Notez, cependant, que dans beaucoup de cas, les centres de données modernes optent pour des solutions qui permettent de recycler l’eau, même si ce n’est pas encore la norme partout.

Par exemple, dans les systèmes de refroidissement par évaporation (comme les tours de refroidissement), une partie de l’eau s’évapore pour dissiper la chaleur, et cette eau-là est perdue. Mais le reste peut être recirculé dans le système après avoir été refroidi. Certains data centers vont plus loin en traitant cette eau sur place pour la réutiliser plusieurs fois, réduisant ainsi leur consommation d’eau fraîche. Google, par exemple, affirme que ses systèmes en circuit fermé permettent de réutiliser l’eau et de couper jusqu’à 50 % de la consommation par rapport à des systèmes où l’eau ne circule qu’une fois.

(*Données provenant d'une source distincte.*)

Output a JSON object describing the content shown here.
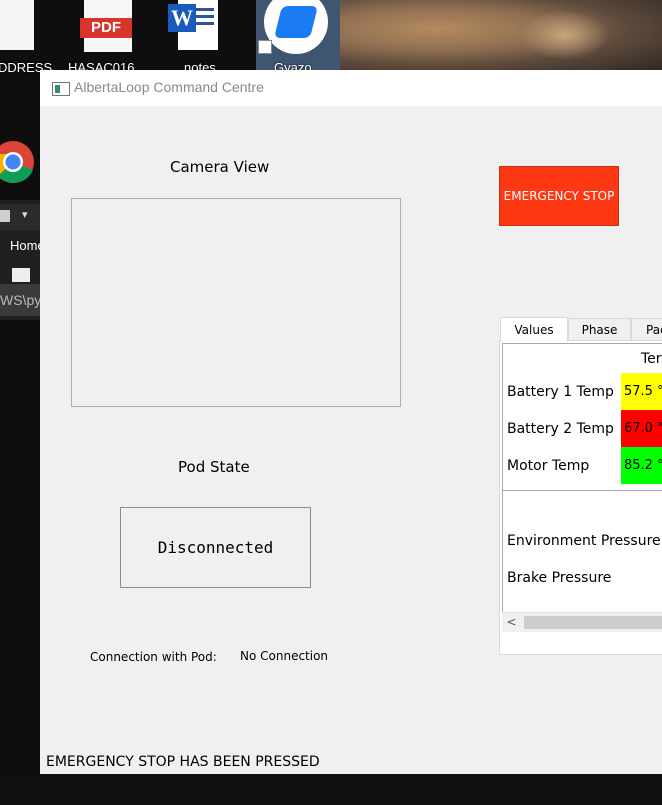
{
  "desktop": {
    "icons": [
      {
        "label": "DDRESS"
      },
      {
        "label": "HASAC016",
        "badge": "PDF"
      },
      {
        "label": "notes",
        "badge": "W"
      },
      {
        "label": "Gyazo"
      }
    ],
    "side_window": {
      "home_label": "Home",
      "path_text": "WS\\py"
    }
  },
  "window": {
    "title": "AlbertaLoop Command Centre"
  },
  "camera": {
    "title": "Camera View"
  },
  "pod_state": {
    "title": "Pod State",
    "value": "Disconnected"
  },
  "connection": {
    "label": "Connection with Pod:",
    "value": "No Connection"
  },
  "status_message": "EMERGENCY STOP HAS BEEN PRESSED",
  "emergency_stop": {
    "label": "EMERGENCY STOP",
    "color": "#ff3814"
  },
  "tabs": [
    {
      "label": "Values",
      "active": true
    },
    {
      "label": "Phase",
      "active": false
    },
    {
      "label": "Pac",
      "active": false
    }
  ],
  "values_table": {
    "column_header": "Ter",
    "rows": [
      {
        "label": "Battery 1 Temp",
        "value": "57.5 °",
        "color": "#ffff00"
      },
      {
        "label": "Battery 2 Temp",
        "value": "67.0 °",
        "color": "#ff0000"
      },
      {
        "label": "Motor Temp",
        "value": "85.2 °",
        "color": "#00ff00"
      }
    ]
  },
  "pressure_table": {
    "rows": [
      {
        "label": "Environment Pressure"
      },
      {
        "label": "Brake Pressure"
      }
    ]
  },
  "scrollbar": {
    "left_arrow": "<"
  }
}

Il y a aussi des initiatives pour utiliser des eaux non potables, comme les eaux usées traitées ou l’eau de pluie récoltée, pour éviter de puiser dans les réserves d’eau potable. Amazon, avec AWS, utilise déjà ce genre d’eau recyclée dans une vingtaine de ses centres, notamment en Virginie et en Californie. Microsoft et Meta font pareil dans certains sites, avec des systèmes qui retraitent l’eau après usage pour la remettre dans le circuit.

Mais la réutilisation a ses limites. À force de recirculer, l’eau peut accumuler des minéraux ou devenir trop conductrice, ce qui oblige à la remplacer à un moment donné. Et dans les régions où l’eau est rare, même avec de la réutilisation, la demande reste énorme.